Le gras est pourtant loin d’être l’ennemi à abattre. Il est même essentiel à la croissance physique et mentale des enfants. Une étude récente à montré que les enfants en moyenne consommaient trois fois moins de lipides qu’ils n’en avaient besoin. Attention, je parle ici de lipides de bonne qualité et non pas d’acides gras trans.

Les produits allégés sont modifiés afin de conserver un goût acceptable. La matière grasse ainsi retirée est remplacée par des sucres, édulcorants et amidons qui pour le coup sont vraiment mauvais pour la santé! 

Si vous choisissez de donner un yaourt à votre enfant pour le petit déjeuner, choisissez-le au lait cru entier – et préférablement de brebis. Ce sera plus nourrissant pour votre enfant et meilleur au goût. 

 

 

A quoi doit ressemble le petit déjeuner idéal pour mon enfant? 

Il est très facile de revisiter le petit déjeuner en s’y prenant par étapes afin d’habituer l’enfant au changement sans aucune frustration.
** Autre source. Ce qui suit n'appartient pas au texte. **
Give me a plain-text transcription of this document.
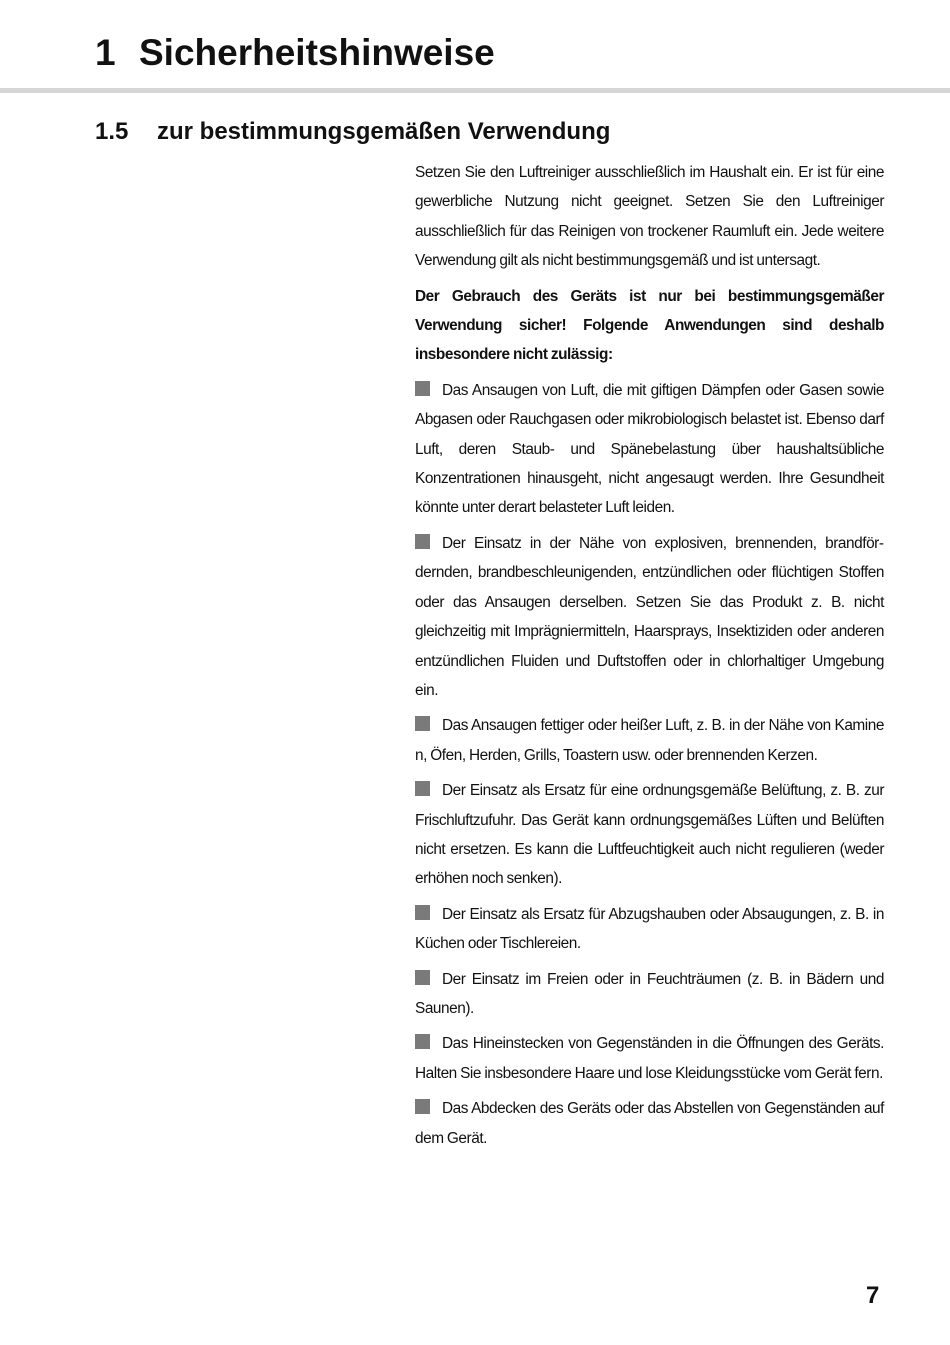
1 Sicherheitshinweise
1.5 zur bestimmungsgemäßen Verwendung

Setzen Sie den Luftreiniger ausschließlich im Haushalt ein. Er ist für eine gewerbliche Nutzung nicht geeignet. Setzen Sie den Luftreiniger ausschließlich für das Reinigen von trockener Raumluft ein. Jede weitere Verwendung gilt als nicht bestimmungsgemäß und ist untersagt.

Der Gebrauch des Geräts ist nur bei bestimmungsgemäßer Verwendung sicher! Folgende Anwendungen sind deshalb insbesondere nicht zulässig:

Das Ansaugen von Luft, die mit giftigen Dämpfen oder Gasen sowie Abgasen oder Rauchgasen oder mikrobiologisch belastet ist. Ebenso darf Luft, deren Staub- und Spänebelastung über haushaltsübliche Konzentrationen hinausgeht, nicht angesaugt werden. Ihre Gesundheit könnte unter derart belasteter Luft leiden.

Der Einsatz in der Nähe von explosiven, brennenden, brandfördernden, brandbeschleunigenden, entzündlichen oder flüchtigen Stoffen oder das Ansaugen derselben. Setzen Sie das Produkt z. B. nicht gleichzeitig mit Imprägniermitteln, Haarsprays, Insektiziden oder anderen entzündlichen Fluiden und Duftstoffen oder in chlorhaltiger Umgebung ein.

Das Ansaugen fettiger oder heißer Luft, z. B. in der Nähe von Kamine n, Öfen, Herden, Grills, Toastern usw. oder brennenden Kerzen.

Der Einsatz als Ersatz für eine ordnungsgemäße Belüftung, z. B. zur Frischluftzufuhr. Das Gerät kann ordnungsgemäßes Lüften und Belüften nicht ersetzen. Es kann die Luftfeuchtigkeit auch nicht regulieren (weder erhöhen noch senken).

Der Einsatz als Ersatz für Abzugshauben oder Absaugungen, z. B. in Küchen oder Tischlereien.

Der Einsatz im Freien oder in Feuchträumen (z. B. in Bädern und Saunen).

Das Hineinstecken von Gegenständen in die Öffnungen des Geräts. Halten Sie insbesondere Haare und lose Kleidungsstücke vom Gerät fern.

Das Abdecken des Geräts oder das Abstellen von Gegenständen auf dem Gerät.

7
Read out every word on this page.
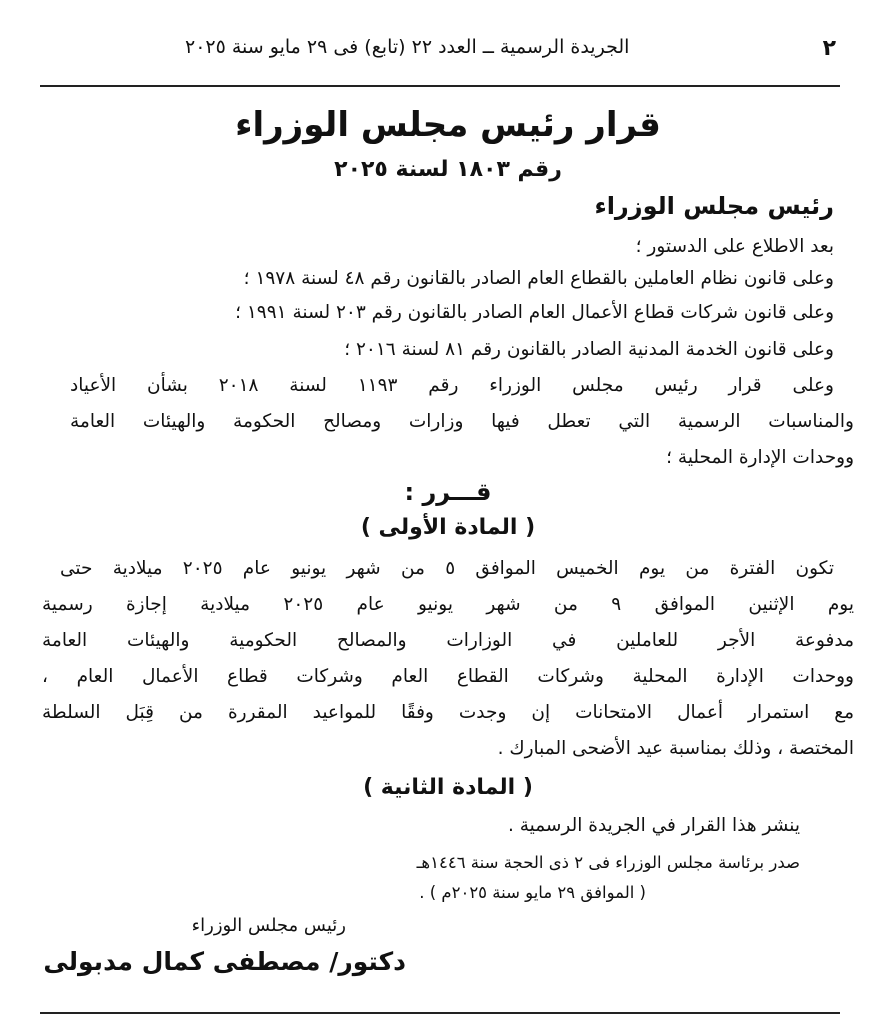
٢
الجريدة الرسمية ــ العدد ٢٢ (تابع) فى ٢٩ مايو سنة ٢٠٢٥
قرار رئيس مجلس الوزراء
رقم ١٨٠٣ لسنة ٢٠٢٥
رئيس مجلس الوزراء
بعد الاطلاع على الدستور ؛
وعلى قانون نظام العاملين بالقطاع العام الصادر بالقانون رقم ٤٨ لسنة ١٩٧٨ ؛
وعلى قانون شركات قطاع الأعمال العام الصادر بالقانون رقم ٢٠٣ لسنة ١٩٩١ ؛
وعلى قانون الخدمة المدنية الصادر بالقانون رقم ٨١ لسنة ٢٠١٦ ؛
وعلى قرار رئيس مجلس الوزراء رقم ١١٩٣ لسنة ٢٠١٨ بشأن الأعياد
والمناسبات الرسمية التي تعطل فيها وزارات ومصالح الحكومة والهيئات العامة
ووحدات الإدارة المحلية ؛
قـــرر :
( المادة الأولى )
تكون الفترة من يوم الخميس الموافق ٥ من شهر يونيو عام ٢٠٢٥ ميلادية حتى
يوم الإثنين الموافق ٩ من شهر يونيو عام ٢٠٢٥ ميلادية إجازة رسمية
مدفوعة الأجر للعاملين في الوزارات والمصالح الحكومية والهيئات العامة
ووحدات الإدارة المحلية وشركات القطاع العام وشركات قطاع الأعمال العام ،
مع استمرار أعمال الامتحانات إن وجدت وفقًا للمواعيد المقررة من قِبَل السلطة
المختصة ، وذلك بمناسبة عيد الأضحى المبارك .
( المادة الثانية )
ينشر هذا القرار في الجريدة الرسمية .
صدر برئاسة مجلس الوزراء فى ٢ ذى الحجة سنة ١٤٤٦هـ
( الموافق ٢٩ مايو سنة ٢٠٢٥م ) .
رئيس مجلس الوزراء
دكتور/ مصطفى كمال مدبولى
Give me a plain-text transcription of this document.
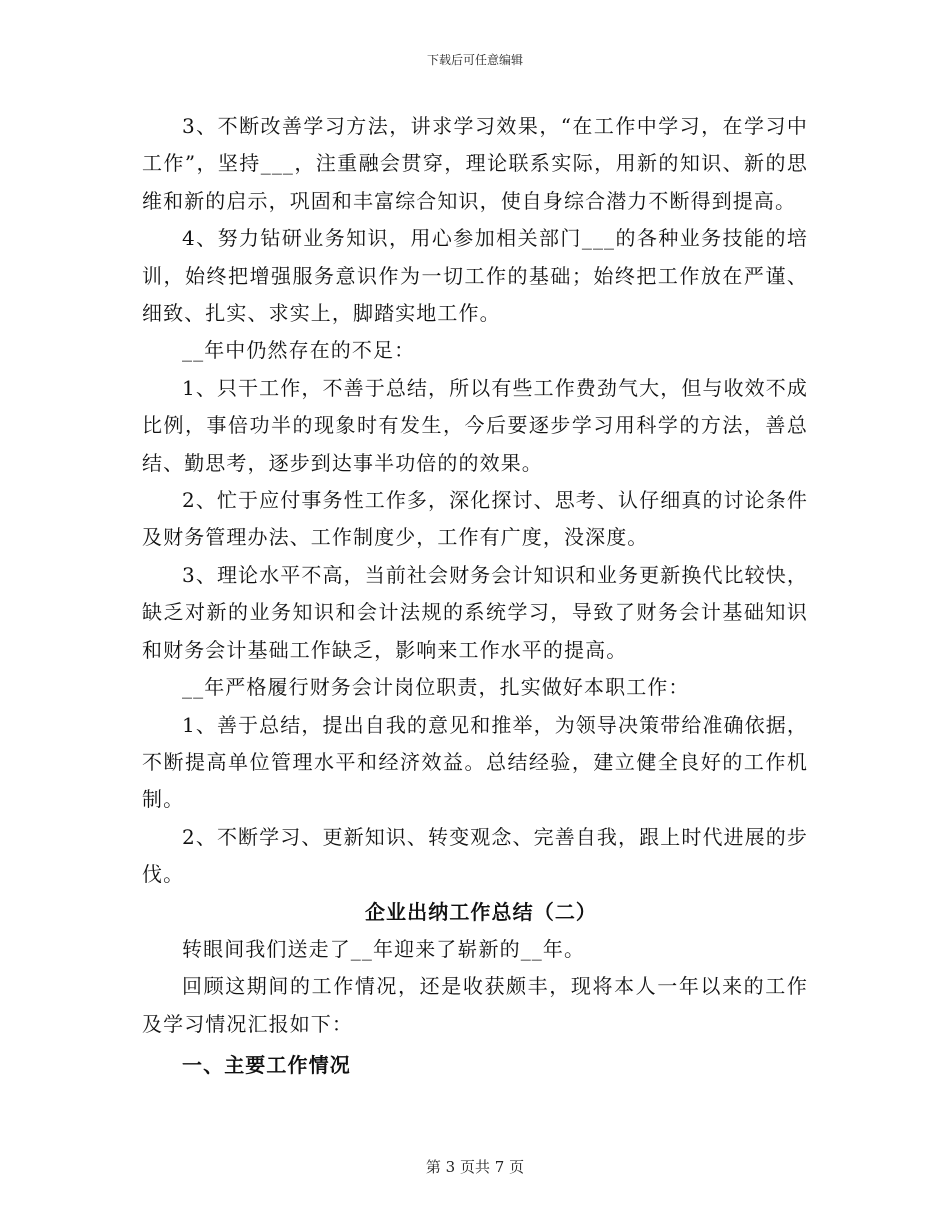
下载后可任意编辑

3、不断改善学习方法，讲求学习效果，“在工作中学习，在学习中工作”，坚持___，注重融会贯穿，理论联系实际，用新的知识、新的思维和新的启示，巩固和丰富综合知识，使自身综合潜力不断得到提高。

4、努力钻研业务知识，用心参加相关部门___的各种业务技能的培训，始终把增强服务意识作为一切工作的基础；始终把工作放在严谨、细致、扎实、求实上，脚踏实地工作。

__年中仍然存在的不足：

1、只干工作，不善于总结，所以有些工作费劲气大，但与收效不成比例，事倍功半的现象时有发生，今后要逐步学习用科学的方法，善总结、勤思考，逐步到达事半功倍的的效果。

2、忙于应付事务性工作多，深化探讨、思考、认仔细真的讨论条件及财务管理办法、工作制度少，工作有广度，没深度。

3、理论水平不高，当前社会财务会计知识和业务更新换代比较快，缺乏对新的业务知识和会计法规的系统学习，导致了财务会计基础知识和财务会计基础工作缺乏，影响来工作水平的提高。

__年严格履行财务会计岗位职责，扎实做好本职工作：

1、善于总结，提出自我的意见和推举，为领导决策带给准确依据，不断提高单位管理水平和经济效益。总结经验，建立健全良好的工作机制。

2、不断学习、更新知识、转变观念、完善自我，跟上时代进展的步伐。

企业出纳工作总结（二）

转眼间我们送走了__年迎来了崭新的__年。

回顾这期间的工作情况，还是收获颇丰，现将本人一年以来的工作及学习情况汇报如下：

一、主要工作情况

第 3 页共 7 页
  1. La première chose à faire est de réduire la part de glucide et d’augmenter la part protéique. Attention par protéine je n’entends pas saucisses et bacon mais plutôt des protéines faciles à digérer et à assimiler (spiruline, graines de chia, oléagineux etc.). Vous pouvez aussi proposer un oeuf à la coque par exemple.
  2. Ensuite, essayez de remplacer les glucides par de bonnes graisses afin de stabiliser  la glycémie. Huile de germe de blé, coco, chanvre, lin etc. passent très bien dans un smoothie de fruits. Purées d’amandes ou de cajou sont délicieuses sur une tartine de pain paléo sans graines. Un avocat mixé avec un peu de poudre de caroube et quelques dates se transforme en mousse au chocolat que les enfants adorent!
  3. Enfin remplacez les apports traditionnels en liquides (bol de lait et jus d’orange) par un infusion, un verre de jus de légumes frais, une boisson maltée aux graines germées etc. Certains enfants apprécient particulièrement le thé vert additionné d’un tout petit peu de zeste de citron ou de gingembre. Vous pouvez aussi faire tremper des pruneaux la veille au soir et donner à votre enfant l’eau de pruneau le lendemain matin avant de prendre son petit déjeuner ce qui favorisera un bon transit. Dans l’idéal, il faudrait ne pas boire pendant les repas. Tentez donc de vous organiser pour proposer à votre enfant sa boisson au réveil puis d’attendre 15 minutes avant de s’asseoir pour le petit déjeuner. profitez-en pour passer au pot ou aux toilettes, s’habiller seul, apprendre à respirer, faire sa toilette etc.